Len Sassaman rabbi@quickie.net
Sat Dec 8 05:29:01 2001

On Fri, 7 Dec 2001, Simon Josefsson wrote:

> A good client should make the user aware when he is using weak crypto
> as well.

True, but irrelevant, because Alice doesn't control what software Bob is

> A "good" client would be standards compliant AND protect the interests
> of the user.

Same as above.

> This is a good point, the OpenPGP standards allows you to convey the
> preferred encryption algorithm and key size to use to the person that
> wants to communicate with you.

Not just preferred -- it permits you to disallow ciphers, period.

> On the other hand, I believe you can achive something similar using
> SMIMECapabilities when using S/MIME?

Yes, you can, though this is shoe-horned in as an afterthought, and not
all clients understand it. So you're back to the original problem of
trusting that the people with whom you are communicating are using a
"good" client.

> Further, the S/MIME spec does not say you must support sending using
> weak crypto.  RFC 2633 even says

2.7:  "Receiving agents SHOULD support encryption and decryption using the
   RC2 [RC2] or a compatible algorithm at a key size of 40 bits,
   hereinafter called "RC2/40"."


1.4 Compatibility with Prior Practice of S/MIME

   S/MIME version 3 agents should attempt to have the greatest
   interoperability possible with S/MIME version 2 agents.

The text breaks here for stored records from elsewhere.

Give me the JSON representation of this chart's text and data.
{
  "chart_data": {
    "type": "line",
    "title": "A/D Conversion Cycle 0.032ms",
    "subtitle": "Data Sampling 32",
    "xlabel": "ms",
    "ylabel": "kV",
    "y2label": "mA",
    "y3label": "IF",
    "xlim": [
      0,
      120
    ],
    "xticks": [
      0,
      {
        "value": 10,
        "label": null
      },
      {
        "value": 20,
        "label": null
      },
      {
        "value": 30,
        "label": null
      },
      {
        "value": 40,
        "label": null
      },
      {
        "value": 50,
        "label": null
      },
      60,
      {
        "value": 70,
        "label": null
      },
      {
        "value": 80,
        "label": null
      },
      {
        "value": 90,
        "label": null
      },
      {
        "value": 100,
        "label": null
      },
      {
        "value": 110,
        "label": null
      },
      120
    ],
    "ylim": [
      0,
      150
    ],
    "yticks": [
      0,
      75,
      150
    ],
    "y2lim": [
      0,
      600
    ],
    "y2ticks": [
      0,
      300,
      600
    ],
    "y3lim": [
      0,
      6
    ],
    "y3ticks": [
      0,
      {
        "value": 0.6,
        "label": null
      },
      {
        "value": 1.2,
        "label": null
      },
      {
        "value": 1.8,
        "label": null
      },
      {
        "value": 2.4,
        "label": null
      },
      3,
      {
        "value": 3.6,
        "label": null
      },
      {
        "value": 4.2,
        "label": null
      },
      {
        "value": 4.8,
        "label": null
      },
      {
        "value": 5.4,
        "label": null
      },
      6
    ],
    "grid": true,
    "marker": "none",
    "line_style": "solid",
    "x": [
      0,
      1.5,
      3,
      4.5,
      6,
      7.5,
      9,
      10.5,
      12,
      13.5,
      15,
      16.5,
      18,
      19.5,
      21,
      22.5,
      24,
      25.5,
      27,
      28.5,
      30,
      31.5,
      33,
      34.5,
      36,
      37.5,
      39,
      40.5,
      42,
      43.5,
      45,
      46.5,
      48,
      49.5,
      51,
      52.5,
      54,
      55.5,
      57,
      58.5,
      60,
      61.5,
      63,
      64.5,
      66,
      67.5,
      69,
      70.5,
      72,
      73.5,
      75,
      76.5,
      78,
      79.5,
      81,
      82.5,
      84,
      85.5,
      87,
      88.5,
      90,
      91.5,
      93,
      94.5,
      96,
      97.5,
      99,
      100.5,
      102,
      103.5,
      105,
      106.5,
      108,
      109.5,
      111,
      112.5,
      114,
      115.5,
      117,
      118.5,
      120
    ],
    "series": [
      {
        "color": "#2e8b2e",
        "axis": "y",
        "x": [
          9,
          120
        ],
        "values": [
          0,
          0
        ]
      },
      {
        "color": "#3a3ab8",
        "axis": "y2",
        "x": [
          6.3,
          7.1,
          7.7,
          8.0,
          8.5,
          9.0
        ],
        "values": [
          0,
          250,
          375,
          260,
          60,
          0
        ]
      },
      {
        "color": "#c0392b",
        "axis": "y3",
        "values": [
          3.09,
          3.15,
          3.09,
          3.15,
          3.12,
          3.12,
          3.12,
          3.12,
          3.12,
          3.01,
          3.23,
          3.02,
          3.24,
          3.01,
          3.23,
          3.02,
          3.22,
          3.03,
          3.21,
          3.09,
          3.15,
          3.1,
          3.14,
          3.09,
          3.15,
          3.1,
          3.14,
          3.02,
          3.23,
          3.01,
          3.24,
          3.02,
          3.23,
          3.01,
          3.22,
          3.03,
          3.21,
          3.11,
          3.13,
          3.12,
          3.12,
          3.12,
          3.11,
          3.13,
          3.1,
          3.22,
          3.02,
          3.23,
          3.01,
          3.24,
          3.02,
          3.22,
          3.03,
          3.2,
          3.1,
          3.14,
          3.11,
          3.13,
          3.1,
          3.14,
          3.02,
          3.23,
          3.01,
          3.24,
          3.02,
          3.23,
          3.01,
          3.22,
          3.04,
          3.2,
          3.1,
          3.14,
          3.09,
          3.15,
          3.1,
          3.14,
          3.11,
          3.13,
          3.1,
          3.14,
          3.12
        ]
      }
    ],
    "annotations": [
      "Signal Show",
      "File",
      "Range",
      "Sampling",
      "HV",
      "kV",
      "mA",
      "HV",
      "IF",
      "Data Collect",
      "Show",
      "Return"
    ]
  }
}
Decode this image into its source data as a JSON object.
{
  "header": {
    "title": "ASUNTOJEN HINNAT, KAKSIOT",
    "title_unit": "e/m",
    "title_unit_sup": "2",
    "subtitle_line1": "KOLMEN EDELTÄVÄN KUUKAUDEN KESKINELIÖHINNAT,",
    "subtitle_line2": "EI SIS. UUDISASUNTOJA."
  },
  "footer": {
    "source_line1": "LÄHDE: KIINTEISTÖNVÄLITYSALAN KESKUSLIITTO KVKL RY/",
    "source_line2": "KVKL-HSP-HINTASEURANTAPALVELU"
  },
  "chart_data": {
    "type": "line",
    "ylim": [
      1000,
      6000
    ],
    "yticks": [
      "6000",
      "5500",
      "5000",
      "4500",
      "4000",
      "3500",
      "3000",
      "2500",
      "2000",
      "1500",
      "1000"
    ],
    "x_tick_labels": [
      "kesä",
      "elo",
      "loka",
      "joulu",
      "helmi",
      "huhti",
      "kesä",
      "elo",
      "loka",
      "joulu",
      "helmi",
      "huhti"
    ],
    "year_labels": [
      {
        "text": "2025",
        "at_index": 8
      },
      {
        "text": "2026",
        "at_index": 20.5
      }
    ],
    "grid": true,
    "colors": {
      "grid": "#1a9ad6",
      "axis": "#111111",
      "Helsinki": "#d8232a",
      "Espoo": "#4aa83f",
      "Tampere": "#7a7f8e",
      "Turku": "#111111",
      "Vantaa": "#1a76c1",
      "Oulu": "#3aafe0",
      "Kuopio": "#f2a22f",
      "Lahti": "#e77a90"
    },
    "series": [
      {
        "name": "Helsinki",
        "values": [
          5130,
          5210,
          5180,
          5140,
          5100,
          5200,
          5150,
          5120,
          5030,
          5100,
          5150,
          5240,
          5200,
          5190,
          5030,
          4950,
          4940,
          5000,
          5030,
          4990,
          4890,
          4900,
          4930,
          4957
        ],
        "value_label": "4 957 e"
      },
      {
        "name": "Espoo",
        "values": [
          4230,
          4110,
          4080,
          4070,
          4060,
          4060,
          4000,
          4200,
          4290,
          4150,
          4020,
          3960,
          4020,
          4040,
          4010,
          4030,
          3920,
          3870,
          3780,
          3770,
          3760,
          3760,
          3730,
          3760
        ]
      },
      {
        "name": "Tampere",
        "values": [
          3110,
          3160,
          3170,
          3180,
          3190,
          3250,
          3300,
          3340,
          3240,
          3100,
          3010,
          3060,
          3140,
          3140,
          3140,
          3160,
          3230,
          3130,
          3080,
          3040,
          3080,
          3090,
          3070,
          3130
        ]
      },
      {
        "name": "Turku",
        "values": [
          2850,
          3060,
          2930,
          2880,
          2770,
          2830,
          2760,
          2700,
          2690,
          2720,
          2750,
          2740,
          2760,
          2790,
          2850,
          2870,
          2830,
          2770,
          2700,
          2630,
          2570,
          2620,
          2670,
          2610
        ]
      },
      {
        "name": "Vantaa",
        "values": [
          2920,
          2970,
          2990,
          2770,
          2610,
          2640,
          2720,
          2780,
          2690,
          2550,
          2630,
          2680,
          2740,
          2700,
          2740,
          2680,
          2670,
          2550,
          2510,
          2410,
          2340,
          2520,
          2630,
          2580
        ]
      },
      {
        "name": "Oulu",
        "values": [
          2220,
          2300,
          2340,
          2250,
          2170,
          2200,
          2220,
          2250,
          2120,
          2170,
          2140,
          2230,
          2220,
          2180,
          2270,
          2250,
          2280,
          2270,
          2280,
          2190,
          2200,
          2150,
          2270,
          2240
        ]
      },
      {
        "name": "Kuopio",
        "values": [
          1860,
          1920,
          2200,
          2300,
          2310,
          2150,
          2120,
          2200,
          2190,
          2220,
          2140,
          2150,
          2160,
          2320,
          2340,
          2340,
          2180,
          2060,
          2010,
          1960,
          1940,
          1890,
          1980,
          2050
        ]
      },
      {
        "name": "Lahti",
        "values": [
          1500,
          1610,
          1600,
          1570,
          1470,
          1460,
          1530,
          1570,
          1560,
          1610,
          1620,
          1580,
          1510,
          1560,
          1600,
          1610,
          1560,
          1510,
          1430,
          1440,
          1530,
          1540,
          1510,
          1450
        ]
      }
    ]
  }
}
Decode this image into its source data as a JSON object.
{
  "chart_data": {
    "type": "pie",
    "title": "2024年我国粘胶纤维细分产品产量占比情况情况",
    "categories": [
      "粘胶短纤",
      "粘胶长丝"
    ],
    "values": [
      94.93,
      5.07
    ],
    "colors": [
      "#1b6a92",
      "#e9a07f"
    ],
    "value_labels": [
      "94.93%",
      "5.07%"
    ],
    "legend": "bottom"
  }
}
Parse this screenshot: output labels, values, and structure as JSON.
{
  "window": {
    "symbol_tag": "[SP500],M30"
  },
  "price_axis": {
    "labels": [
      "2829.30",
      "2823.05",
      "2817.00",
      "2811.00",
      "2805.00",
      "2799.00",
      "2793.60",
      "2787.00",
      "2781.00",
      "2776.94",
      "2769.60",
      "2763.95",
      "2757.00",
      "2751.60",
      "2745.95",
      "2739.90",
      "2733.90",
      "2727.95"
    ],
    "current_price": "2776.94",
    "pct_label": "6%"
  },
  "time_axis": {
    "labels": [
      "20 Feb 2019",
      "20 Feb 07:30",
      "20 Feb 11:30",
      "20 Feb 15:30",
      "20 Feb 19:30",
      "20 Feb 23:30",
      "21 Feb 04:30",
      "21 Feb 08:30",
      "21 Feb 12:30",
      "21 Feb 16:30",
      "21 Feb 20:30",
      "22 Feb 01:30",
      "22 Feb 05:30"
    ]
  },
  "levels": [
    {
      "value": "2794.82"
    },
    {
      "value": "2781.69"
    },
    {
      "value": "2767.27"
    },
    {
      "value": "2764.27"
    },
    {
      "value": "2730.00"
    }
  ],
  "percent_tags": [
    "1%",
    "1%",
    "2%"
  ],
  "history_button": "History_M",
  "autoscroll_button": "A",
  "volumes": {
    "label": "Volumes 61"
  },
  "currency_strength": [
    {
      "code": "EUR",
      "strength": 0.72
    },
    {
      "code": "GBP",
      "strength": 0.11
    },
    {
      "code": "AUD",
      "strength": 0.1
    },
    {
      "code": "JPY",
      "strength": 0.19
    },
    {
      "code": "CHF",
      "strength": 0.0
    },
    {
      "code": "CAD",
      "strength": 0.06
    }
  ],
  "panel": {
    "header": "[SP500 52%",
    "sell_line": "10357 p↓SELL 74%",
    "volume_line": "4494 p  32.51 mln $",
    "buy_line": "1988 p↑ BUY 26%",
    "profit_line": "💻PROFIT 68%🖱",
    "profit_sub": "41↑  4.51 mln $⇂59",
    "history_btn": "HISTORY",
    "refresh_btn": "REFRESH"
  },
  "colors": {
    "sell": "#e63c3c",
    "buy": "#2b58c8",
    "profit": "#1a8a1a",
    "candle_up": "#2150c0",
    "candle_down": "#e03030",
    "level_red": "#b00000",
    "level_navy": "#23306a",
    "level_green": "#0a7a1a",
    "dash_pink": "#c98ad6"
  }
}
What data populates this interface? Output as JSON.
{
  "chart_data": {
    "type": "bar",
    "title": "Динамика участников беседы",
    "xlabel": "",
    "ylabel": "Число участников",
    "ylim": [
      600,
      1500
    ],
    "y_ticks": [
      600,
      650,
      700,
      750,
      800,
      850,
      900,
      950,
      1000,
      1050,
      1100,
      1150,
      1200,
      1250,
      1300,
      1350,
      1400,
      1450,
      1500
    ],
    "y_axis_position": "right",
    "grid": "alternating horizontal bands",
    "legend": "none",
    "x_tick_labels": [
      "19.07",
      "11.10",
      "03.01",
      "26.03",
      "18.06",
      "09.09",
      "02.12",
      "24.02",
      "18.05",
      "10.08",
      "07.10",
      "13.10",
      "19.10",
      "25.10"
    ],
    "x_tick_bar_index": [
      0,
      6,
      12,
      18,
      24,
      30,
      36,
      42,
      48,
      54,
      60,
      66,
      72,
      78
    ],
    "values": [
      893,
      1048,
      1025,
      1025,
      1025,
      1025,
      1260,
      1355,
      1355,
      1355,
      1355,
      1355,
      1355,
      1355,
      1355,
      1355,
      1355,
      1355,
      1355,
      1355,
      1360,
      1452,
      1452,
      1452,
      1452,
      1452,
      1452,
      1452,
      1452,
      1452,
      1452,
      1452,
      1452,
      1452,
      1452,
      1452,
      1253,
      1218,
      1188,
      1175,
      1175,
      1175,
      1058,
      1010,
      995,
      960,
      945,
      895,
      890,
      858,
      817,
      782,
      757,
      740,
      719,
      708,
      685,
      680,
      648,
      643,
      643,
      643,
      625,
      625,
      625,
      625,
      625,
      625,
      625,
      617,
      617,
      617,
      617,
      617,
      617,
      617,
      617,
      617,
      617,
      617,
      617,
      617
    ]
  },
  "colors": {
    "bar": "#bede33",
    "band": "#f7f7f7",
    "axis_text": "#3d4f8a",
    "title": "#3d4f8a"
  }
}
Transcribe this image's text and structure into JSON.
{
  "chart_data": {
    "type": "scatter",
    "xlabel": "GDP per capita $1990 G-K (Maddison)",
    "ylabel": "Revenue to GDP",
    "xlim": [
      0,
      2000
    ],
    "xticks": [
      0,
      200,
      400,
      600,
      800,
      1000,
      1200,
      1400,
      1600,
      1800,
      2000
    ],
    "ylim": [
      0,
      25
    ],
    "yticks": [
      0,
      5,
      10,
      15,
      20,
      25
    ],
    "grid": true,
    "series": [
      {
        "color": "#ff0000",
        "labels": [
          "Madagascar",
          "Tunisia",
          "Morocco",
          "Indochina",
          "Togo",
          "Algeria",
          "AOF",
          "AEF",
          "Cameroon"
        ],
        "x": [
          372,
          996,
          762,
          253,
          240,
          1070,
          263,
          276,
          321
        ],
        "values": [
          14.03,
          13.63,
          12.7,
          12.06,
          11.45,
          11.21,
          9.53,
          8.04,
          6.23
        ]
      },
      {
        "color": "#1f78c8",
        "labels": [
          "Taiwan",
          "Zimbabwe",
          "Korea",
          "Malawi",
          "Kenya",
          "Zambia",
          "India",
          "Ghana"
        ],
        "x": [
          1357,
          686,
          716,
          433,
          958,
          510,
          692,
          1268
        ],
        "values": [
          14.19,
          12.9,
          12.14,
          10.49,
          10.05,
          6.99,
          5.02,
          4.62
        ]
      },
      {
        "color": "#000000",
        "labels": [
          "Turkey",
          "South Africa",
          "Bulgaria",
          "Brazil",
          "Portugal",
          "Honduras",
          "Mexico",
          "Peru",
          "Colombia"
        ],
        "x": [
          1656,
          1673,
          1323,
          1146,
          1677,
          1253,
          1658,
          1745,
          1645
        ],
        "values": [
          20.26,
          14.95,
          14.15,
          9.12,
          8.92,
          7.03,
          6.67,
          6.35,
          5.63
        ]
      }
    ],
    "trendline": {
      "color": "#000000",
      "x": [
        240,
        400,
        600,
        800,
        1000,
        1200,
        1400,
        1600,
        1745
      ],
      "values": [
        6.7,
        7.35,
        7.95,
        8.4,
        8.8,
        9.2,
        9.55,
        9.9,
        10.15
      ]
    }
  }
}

Which, in effect, means that v3 inherits all of the flaws of v2 in many

I think v3 fixed the fact that S/MIME messages store the signature
outside the encrypted envelope. Heh. In PEM, you couldn't even send
"encrypted, not signed" messages. So, progress is getting made, slowly...
but when security matters, no risk can be brushed off as "exaggerated."